A Study of Concept Similarity in Wikidata

Tracking #: 3520-4734

Filip Ilievski
Kartik Shenoy
Hans Chalupsky
Nicholas Klein
Pedro Szekely

Responsible editor: 
Harald Sack

Submission type: 
Full Paper
Robust estimation of concept similarity is crucial for applications of AI in the commercial, biomedical, and publishing domains, among others. While the related task of word similarity has been extensively studied, resulting in a wide range of methods, estimating concept similarity between nodes in Wikidata has not been considered so far. In light of the adoption of Wikidata for increasingly complex tasks that rely on similarity, and its unique size, breadth, and crowdsourcing nature, we propose that conceptual similarity should be revisited for the case of Wikidata. In this paper, we study a wide range of representative similarity methods for Wikidata, organized into three categories, and leverage background information for knowledge injection via retrofitting. We measure the impact of retrofitting with different weighted subsets from Wikidata and ProBase. Experiments on three benchmarks show that the best performance is achieved by pairing language models with rich information, whereas the impact of injecting knowledge is most positive on methods that originally do not consider comprehensive information. The performance of retrofitting is conditioned on the selection of high-quality similarity knowledge. A key limitation of this study, similar to prior work lies in the limited size and scope of the similarity benchmarks. While Wikidata provides an unprecedented possibility for a representative evaluation of concept similarity, effectively doing so remains a key challenge.
Full PDF Version: 


Solicited Reviews:
Click to Expand/Collapse
Review #1
Anonymous submitted on 25/Aug/2023
Review Comment:

In this version, the authors have addressed the concerns and remarks I mentioned previously. I think the paper is now improved.
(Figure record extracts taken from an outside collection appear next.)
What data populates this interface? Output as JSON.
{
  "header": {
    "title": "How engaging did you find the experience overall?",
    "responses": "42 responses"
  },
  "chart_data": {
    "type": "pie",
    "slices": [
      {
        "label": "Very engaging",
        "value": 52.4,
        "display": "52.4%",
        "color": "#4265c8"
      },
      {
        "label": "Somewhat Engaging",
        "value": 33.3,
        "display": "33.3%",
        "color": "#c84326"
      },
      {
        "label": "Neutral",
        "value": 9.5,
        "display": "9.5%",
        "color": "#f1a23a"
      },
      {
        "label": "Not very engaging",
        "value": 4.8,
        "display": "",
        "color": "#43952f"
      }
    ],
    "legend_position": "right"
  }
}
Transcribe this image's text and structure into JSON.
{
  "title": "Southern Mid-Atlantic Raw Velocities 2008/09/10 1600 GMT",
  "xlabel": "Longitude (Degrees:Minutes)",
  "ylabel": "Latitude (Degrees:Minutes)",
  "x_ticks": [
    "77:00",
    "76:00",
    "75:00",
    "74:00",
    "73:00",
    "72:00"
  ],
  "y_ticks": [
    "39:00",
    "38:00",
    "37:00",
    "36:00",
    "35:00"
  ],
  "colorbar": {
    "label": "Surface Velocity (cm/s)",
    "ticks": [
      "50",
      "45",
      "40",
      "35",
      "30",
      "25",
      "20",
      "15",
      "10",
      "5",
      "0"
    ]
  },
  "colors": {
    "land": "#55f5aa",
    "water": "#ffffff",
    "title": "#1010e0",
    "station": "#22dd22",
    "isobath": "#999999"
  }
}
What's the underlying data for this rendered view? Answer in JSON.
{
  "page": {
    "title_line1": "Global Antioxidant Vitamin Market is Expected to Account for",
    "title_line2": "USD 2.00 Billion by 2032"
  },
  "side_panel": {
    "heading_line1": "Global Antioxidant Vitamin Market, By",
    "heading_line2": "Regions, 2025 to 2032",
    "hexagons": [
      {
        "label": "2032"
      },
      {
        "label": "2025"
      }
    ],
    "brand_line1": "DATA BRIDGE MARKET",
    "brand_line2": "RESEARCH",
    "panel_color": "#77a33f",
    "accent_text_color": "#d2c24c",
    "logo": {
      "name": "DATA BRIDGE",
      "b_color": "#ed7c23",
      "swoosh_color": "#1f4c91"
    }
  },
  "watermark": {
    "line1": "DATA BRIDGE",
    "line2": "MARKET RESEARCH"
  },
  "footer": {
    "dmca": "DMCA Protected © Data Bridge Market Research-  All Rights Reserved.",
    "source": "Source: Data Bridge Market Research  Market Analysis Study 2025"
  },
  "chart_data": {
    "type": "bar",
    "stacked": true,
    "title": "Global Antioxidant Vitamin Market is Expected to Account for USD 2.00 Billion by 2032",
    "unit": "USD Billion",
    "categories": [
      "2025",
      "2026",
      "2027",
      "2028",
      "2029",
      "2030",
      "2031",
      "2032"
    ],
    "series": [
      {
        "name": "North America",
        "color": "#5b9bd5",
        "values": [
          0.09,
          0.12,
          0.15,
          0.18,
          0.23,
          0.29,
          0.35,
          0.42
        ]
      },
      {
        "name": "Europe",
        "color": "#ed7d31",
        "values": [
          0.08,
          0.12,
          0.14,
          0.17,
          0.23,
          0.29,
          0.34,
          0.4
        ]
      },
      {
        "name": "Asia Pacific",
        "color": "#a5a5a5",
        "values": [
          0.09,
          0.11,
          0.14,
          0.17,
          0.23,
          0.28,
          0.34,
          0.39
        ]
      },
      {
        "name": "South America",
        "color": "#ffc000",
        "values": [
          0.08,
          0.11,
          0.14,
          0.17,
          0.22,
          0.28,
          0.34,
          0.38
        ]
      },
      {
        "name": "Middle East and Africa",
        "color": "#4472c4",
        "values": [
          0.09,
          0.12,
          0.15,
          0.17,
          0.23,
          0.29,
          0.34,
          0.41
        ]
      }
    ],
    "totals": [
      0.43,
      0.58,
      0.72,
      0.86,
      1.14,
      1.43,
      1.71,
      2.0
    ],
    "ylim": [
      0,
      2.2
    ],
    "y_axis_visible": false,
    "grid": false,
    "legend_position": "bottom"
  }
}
- The reason for selecting the approaches TransE, ComplEx, and DeepWalk is now justified in the revised paper.

- My previous request to provide the statistics of the datasets used to train the KG embedding models and the Node embedding methods has been addressed by providing Table 2. However, it would be good to also provide the slits for train and test.

Review #2
Anonymous submitted on 04/Sep/2023
Review Comment:

The paper reads very well now, all reviewer comments have been properly and diligently addressed. Great work!

Review #3
Anonymous submitted on 05/Oct/2023
Review Comment:

I would like to thank the authors for taking into account the issues brought up and including the pertinent information, as was mentioned in the prior review.
They have thoughtfully addressed the issues raised about how generalised the proposed approach is and how the outcomes produced in this study, namely the achieved related ideas in Wikidata, might be utilised in future research. Therefore, I would like to accept the paper.